By Tendai Sahondo
ZIMBABWE faces a crippling daily power gap of over 1000MW, Zimbabwe Energy Regulatory Authority (ZERA) Chief Executive Officer (CEO), Edington Mazambani has said.
Speaking before a parliamentary portfolio committee on energy and power development, Mazambani said government is exploring various avenues to address the crisis as the country does not have the capacity to import that much power.
“Zimbabwe is currently experiencing a daily power gap of 1090MW owing to the low levels of water in the Kariba dam, which is currently operating at 30% capacity. Our equipment at Hwange is also unreliable as it is always breaking down. However we do not have the adequate foreign currency reserves to bridge the gap with power imports.
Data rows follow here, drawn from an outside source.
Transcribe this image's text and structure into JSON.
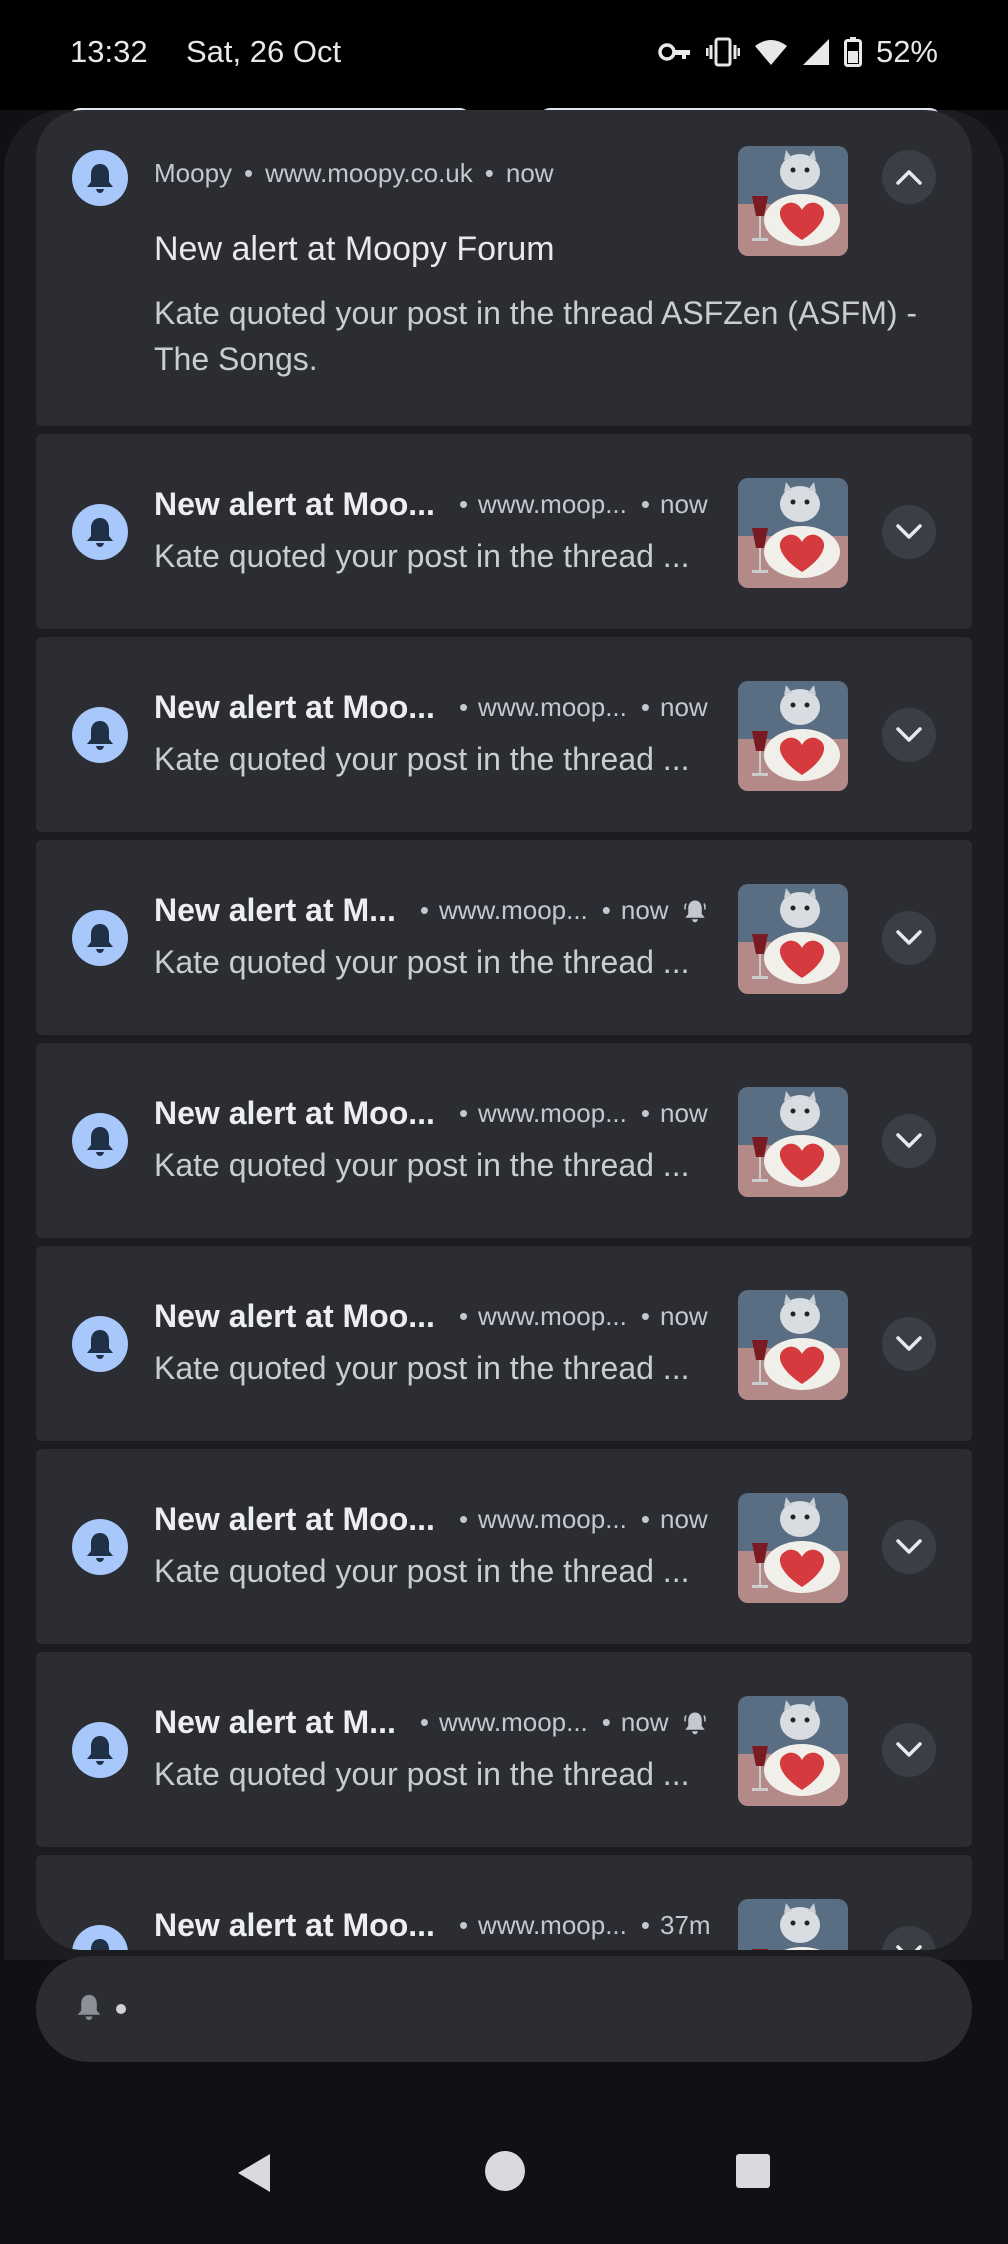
{
  "status_bar": {
    "time": "13:32",
    "date": "Sat, 26 Oct",
    "battery": "52%"
  },
  "expanded_notification": {
    "app": "Moopy",
    "site": "www.moopy.co.uk",
    "time": "now",
    "title": "New alert at Moopy Forum",
    "body": "Kate quoted your post in the thread ASFZen (ASFM) - The Songs."
  },
  "notifications": [
    {
      "title": "New alert at Moo...",
      "site": "www.moop...",
      "time": "now",
      "body": "Kate quoted your post in the thread ...",
      "muted": false
    },
    {
      "title": "New alert at Moo...",
      "site": "www.moop...",
      "time": "now",
      "body": "Kate quoted your post in the thread ...",
      "muted": false
    },
    {
      "title": "New alert at M...",
      "site": "www.moop...",
      "time": "now",
      "body": "Kate quoted your post in the thread ...",
      "muted": true
    },
    {
      "title": "New alert at Moo...",
      "site": "www.moop...",
      "time": "now",
      "body": "Kate quoted your post in the thread ...",
      "muted": false
    },
    {
      "title": "New alert at Moo...",
      "site": "www.moop...",
      "time": "now",
      "body": "Kate quoted your post in the thread ...",
      "muted": false
    },
    {
      "title": "New alert at Moo...",
      "site": "www.moop...",
      "time": "now",
      "body": "Kate quoted your post in the thread ...",
      "muted": false
    },
    {
      "title": "New alert at M...",
      "site": "www.moop...",
      "time": "now",
      "body": "Kate quoted your post in the thread ...",
      "muted": true
    },
    {
      "title": "New alert at Moo...",
      "site": "www.moop...",
      "time": "37m",
      "body": "Kate quoted your post in the thread ...",
      "muted": false
    }
  ],
  "colors": {
    "accent": "#a8c7fa",
    "card": "#2b2d33",
    "background": "#0f1114"
  },
  "icons": {
    "app": "bell-icon",
    "expand": "chevron-down-icon",
    "collapse": "chevron-up-icon",
    "alerting": "ringing-bell-icon"
  }
}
We are doing what we can to address the crisis,” he said.
Mazambani said power supply is expected to improve in September with the completion of the refurbishment of Hwange Unit 6 power plant expected to add 160MW to the grid. The unit had not been operational since March this year.
He said Hwange power station was assured of sustainable coal supplies after the government paid $20mln directly to suppliers as part of its debt repayment to the Zimbabwe Electricity Supply and Distribution Company (ZETDC). The CE said ZERA is working with ZETDC to make its systems more efficient with the utility expected to zip up all its units into one company.
The country is also expected to start benefiting from Eskom power supplies after conclusion of an arrangement with the foreign utility. Government recently made a $10mln bullet payment to Eskom so as to unlock power imports. Eskom is expected to provide up to 300MW of power depending on availability. Zimbabwe is currently benefiting 50MW from Hydro Cabora Bassa.
Mazambani called on industry and domestic consumers to save power as a virtual power station of 300MW could be realized from this initiative. He said ZERA has also received significant responses from companies interested in installing rooftop solar systems that will feed into the grid.
He said companies that have since been licensed include Econet, Kefalos, the Standards Association of Zimbabwe, Schweppes with Delta understood to be on its way. Licensing is offered to companies willing to generate 100KW; however this will soon be upgraded to 1MW.
The invitation has been extended to the Civil Aviation Authority of Zimbabwe (CAAZ), which has a lot of rooftop space at all airports. Mazambani said the same invitation would equally be extended to domestic consumers.
“The installation of Solar is expensive mostly because it encapsulates the storage component, however if domestic consumers are to feed power into the grid, the grid then becomes your storage and you can draw the power from the grid when you need it. We will soon be rolling out this program, we have identified two financial institutions that are willing to partner with home owners in this endeavour,” he said.
Mazambani said government has started reviewing the performance of Independent Power Producers (IPP) in the country with a view to withdrawing licensing from parties that acquired licenses for speculative purposes. It was revealed that some license holders were using the license as bait to woo investors whom they would then charge exorbitant prices for a partnership agreement when the licenses cost a measly $40 000.
Turning to the power tariff increase, Mazambani said the hike was not sustainable but a compromise between affordability and sustainability by ripping out the profit factor, which would have been accrued to government.
He however there was an agreement amongst players in the Southern African Power Pool (SAPP) to ensure all utilities adopt cost reflective tariffs, however, Namibia is the only country that has managed to achieve this to date.
Speaking on the increase of fuel in the market, Mazambani said this was due to a change in the duty regime resulting in a 176% duty hike in diesel and a 148% duty hike in petrol. He however said the price was still below the regional average.
The CE confided that there was a crisis in the fuel sector when the duty regime was introduced as players were skeptical of the new arrangement were duty is now applied on a percentage basis as opposed to the previous set up were it was an absolute amount per liter. He said it has since been resolved that ZIMRA will determine the applicable duty on a weekly basis.
The CEO said government is working on the modalities to liberalise the fuel sector enabling some service providers to charge in foreign currency.